José
Estanislau de Castro Vinhas, esse era o seu nome. Seu magnífico
sobrenome já se encontrava nos almanaques que citei, prova de que
ele era dorense de muitas gerações. Mas ninguém o conhecia pelo
nome. Ele era o Pitiu. Rosto de profeta, longa barba grisalha,
chapéu, gravata, paletó de três botões, todos abotoados, botas,
esporas e um guarda-chuva. Aparecia montado na sua égua de cheiro
bom. Era de casa. Chegava na casa da tia América — ah! Como eu
gostaria que a tia América tivesse sido minha avó! Ela era mansa e
gostava de crianças! Sua insuperável habilidade culinária eram os
pastéis. Quando ela fazia pastéis, bacias cheias, a notícia corria
rápida entre os primos: “Tia Merca ta dano pastel!”. O Pitiu
chegava, não batia à porta, puxava o barbante e entrava pela casa.
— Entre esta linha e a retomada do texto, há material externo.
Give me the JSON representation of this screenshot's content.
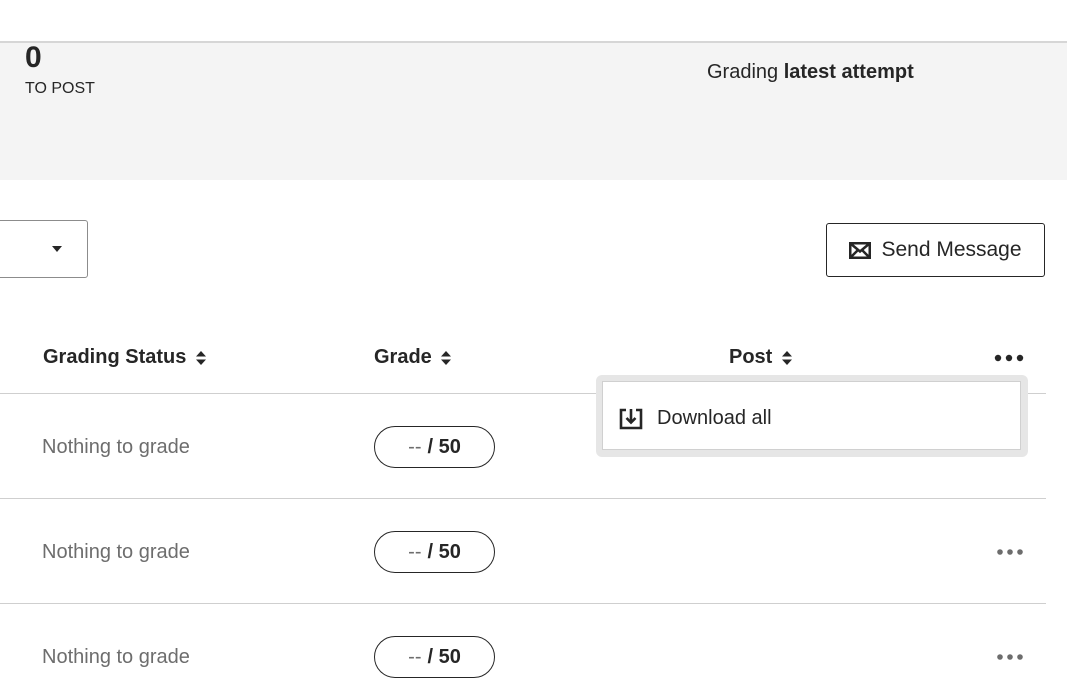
{
  "summary": {
    "to_post_count": "0",
    "to_post_label": "TO POST",
    "grading_prefix": "Grading",
    "grading_mode": "latest attempt"
  },
  "toolbar": {
    "send_message_label": "Send Message"
  },
  "table": {
    "headers": {
      "grading_status": "Grading Status",
      "grade": "Grade",
      "post": "Post"
    },
    "rows": [
      {
        "status": "Nothing to grade",
        "grade_value": "--",
        "grade_total": "/ 50"
      },
      {
        "status": "Nothing to grade",
        "grade_value": "--",
        "grade_total": "/ 50"
      },
      {
        "status": "Nothing to grade",
        "grade_value": "--",
        "grade_total": "/ 50"
      }
    ]
  },
  "menu": {
    "download_all_label": "Download all"
  },
  "icons": {
    "send": "envelope-icon",
    "sort": "sort-icon",
    "more": "more-icon",
    "download": "download-icon",
    "caret": "chevron-down-icon"
  },
  "colors": {
    "band": "#f4f4f4",
    "text": "#262626",
    "muted": "#6d6d6d",
    "divider": "#cfcfcf"
  }
}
De verdade, ele era um da casa.
Você
não entendeu o barbante que se puxava? Explico. Não se tinha medo.
Todo mundo era bem-vindo. As casas estavam abertas a quem quisesse.
Em algumas casas a confiança era tanta que para facilitar as coisas
amarrava-se um barbante no trinco da fechadura, no lado de dentro,
que era passado por um orifício na porta e ficava pendente do lado
de fora. Não era preciso bater. Era só puxar o barbante e entrar
gritando “Ô de casa! Ô de casa!”.
Havia
um ar de mistério em torno do Pitiu. Morava sozinho na fazenda que
herdara dos antepassados. Os detalhes da sua vida cotidiana eram
ignorados. Relatava-se que uma vez foi visto de noite, assentado no
pasto, encostado num cupim, lendo um jornal que iluminava com uma
vela. Pode ser verdade, pode não ser. O povo inventa muito.
Mas
algo aconteceu que rompeu a placidez e a monotonia da vida do Pitiu.
Os viajantes que chegavam de jardineira traziam notícias
assombrosas. A revolução estava em marcha. Tinha até aviões
jogando bombas nas cidades. Os paulistas, armados até os dentes, se
aproximavam com toda a sua malvadeza e braveza. Não se sabia aquilo
de que seriam capazes! O medo tomou conta da cidade. Muita gente se
preparou para fugir para os matos. Foi então que dentro daquele
homem pacato, o Pitiu, despertou um general adormecido. Dirigiu-se ao
posto telefônico e, sem pedir licença e sem pedir que a telefonista
fizesse uma ligação, agarrou o telefone e começou a berrar ordens:
“Aqui é José Estanislau de Castro Vinhas. Dinamitem as pontes.
Repito: dinamitem as pontes. É uma ordem”. E desligou o telefone,
ante os olhos espantados da telefonista. Digam o que disserem, o fato
é que funcionou: o Pitiu deu ordens a uma pessoa que não existia
para que dinamitasse as pontes com uma dinamite que não existia e as
tropas paulistas que não existiam foram impedidas de chegar a Boa
Esperança. Passado esse episódio heroico, José Estanislau de
Castro Vinhas voltou a ser o Pitiu que sempre fora. Não houve outras
revoluções que exigissem a sua ação.